Europa wächst zusammen - das sieht man auch an der deutsch-polnischen Grenze. Immer mehr Polen in der Grenzregion zieht es aus verschiedenen Gründen auf die deutsche Seite. Polen und Deutsche profitieren gleichermaßen.
Zwischen dem polnischen Stettin und dem deutschen Pasewalk liegen nur 20 Kilometer - aber auch eine Staatsgrenze.

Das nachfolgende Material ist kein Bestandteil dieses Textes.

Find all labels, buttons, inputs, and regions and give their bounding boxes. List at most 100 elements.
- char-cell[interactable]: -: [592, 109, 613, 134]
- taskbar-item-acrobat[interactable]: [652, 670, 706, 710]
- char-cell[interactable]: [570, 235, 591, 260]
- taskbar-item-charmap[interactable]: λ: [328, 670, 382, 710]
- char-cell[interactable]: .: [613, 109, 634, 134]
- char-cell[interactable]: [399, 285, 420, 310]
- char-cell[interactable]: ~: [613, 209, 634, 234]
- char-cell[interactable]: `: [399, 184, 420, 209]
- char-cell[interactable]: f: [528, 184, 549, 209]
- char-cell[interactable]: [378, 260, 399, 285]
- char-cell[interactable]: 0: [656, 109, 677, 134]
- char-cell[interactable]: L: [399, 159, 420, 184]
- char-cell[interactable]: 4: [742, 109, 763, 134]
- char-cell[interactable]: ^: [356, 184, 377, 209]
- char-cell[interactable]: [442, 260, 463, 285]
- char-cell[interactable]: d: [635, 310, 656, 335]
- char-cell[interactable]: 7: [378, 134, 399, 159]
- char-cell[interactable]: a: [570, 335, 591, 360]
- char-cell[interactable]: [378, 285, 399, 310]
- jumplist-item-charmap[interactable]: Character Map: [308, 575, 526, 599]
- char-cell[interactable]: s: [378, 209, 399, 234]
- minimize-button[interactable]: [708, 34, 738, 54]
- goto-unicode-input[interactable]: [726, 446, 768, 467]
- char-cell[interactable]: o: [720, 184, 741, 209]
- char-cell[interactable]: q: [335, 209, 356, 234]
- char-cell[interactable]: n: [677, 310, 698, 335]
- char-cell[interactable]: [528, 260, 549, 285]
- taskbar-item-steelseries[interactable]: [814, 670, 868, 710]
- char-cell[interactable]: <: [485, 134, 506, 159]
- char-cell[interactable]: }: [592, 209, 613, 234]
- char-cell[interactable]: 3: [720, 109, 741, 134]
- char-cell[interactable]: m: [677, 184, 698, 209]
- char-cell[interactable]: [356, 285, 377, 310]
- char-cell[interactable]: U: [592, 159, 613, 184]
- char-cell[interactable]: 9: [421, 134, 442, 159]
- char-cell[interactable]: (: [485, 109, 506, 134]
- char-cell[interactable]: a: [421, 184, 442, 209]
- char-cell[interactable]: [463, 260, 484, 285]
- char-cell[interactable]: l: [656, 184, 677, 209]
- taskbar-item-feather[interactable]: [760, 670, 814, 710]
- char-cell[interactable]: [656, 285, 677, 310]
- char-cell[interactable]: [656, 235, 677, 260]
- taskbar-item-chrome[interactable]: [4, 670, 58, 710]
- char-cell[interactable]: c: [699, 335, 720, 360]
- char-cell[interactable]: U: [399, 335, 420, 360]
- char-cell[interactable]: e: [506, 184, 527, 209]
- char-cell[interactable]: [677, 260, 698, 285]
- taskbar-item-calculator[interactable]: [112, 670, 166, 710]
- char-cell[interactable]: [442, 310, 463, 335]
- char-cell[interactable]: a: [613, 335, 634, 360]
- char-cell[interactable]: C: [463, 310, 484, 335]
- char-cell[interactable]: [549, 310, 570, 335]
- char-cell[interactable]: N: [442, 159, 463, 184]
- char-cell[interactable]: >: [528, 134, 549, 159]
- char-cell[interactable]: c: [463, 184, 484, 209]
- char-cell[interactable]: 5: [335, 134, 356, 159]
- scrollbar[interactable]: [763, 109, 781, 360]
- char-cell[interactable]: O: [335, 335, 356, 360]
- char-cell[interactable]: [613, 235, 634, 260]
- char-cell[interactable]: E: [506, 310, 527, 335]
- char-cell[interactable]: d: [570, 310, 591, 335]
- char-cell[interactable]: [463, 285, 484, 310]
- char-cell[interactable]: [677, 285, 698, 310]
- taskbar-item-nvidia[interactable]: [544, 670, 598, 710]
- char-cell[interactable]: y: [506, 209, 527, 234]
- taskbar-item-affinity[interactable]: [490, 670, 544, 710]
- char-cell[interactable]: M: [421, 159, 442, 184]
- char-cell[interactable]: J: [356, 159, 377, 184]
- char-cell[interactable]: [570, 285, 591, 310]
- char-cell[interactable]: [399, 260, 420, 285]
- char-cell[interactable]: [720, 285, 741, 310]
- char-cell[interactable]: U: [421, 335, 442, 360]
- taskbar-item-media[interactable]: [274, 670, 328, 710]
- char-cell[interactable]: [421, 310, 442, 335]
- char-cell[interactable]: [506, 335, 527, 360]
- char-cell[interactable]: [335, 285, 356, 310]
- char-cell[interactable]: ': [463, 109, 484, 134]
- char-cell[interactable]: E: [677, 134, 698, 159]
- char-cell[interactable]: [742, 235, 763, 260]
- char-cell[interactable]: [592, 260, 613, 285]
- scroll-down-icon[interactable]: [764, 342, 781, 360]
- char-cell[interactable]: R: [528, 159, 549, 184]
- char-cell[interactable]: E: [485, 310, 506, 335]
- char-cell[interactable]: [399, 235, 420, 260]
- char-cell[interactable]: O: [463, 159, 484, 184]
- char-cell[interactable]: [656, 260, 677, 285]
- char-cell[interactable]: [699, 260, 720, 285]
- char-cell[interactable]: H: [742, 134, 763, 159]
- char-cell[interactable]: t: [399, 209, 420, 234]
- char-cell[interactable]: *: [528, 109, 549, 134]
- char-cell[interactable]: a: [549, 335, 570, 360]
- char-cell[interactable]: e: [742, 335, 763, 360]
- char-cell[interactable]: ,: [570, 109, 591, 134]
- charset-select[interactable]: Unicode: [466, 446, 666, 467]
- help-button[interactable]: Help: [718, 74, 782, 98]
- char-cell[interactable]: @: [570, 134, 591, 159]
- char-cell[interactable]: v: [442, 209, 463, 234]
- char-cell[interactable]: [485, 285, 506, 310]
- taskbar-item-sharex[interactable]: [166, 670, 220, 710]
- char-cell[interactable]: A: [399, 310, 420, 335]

Doch die hat für viele in der Region nur noch einen symbolischen Charakter. "Wir feiern zusammen, putzen zusammen und leben mittlerweile wie richtige Nachbarn", beschreibt eine Polin ihren deutsch-polnischen Alltag in Pasewalk, wohin sie vor einem Jahr umgesiedelt ist.
Seit der EU-Osterweiterung haben sich im deutschen Grenzgebiet mehrere hundert Polen angesiedelt. Jeder vierte von ihnen ist selbstständig - einige als Ich-AG im Krankenpflegebereich, andere haben kleine Handelsunternehmen gegründet. Auch Industriebetriebe entdecken die Vorteile einer Ansiedlung in Deutschland. Jaroslaw Wieczorek ist ein Zulieferer der deutschen Autobranche. In Posen beschäftigt er 60 Leute. Doch vor ein paar Wochen gründete er ein zweites Unternehmen in Pasewalk und stellte auf Anhieb sieben Leute ein. In einigen Bereichen fehlen jedoch die Arbeiter. Denn nach der Wende haben vor allem viele junge Menschen mit Ausbildung die Region verlassen und sind in die alten Bundesländer gegangen. Diesen Mangel an Arbeitern hofft man mit der Zusammenarbeit mit Polen zu beheben.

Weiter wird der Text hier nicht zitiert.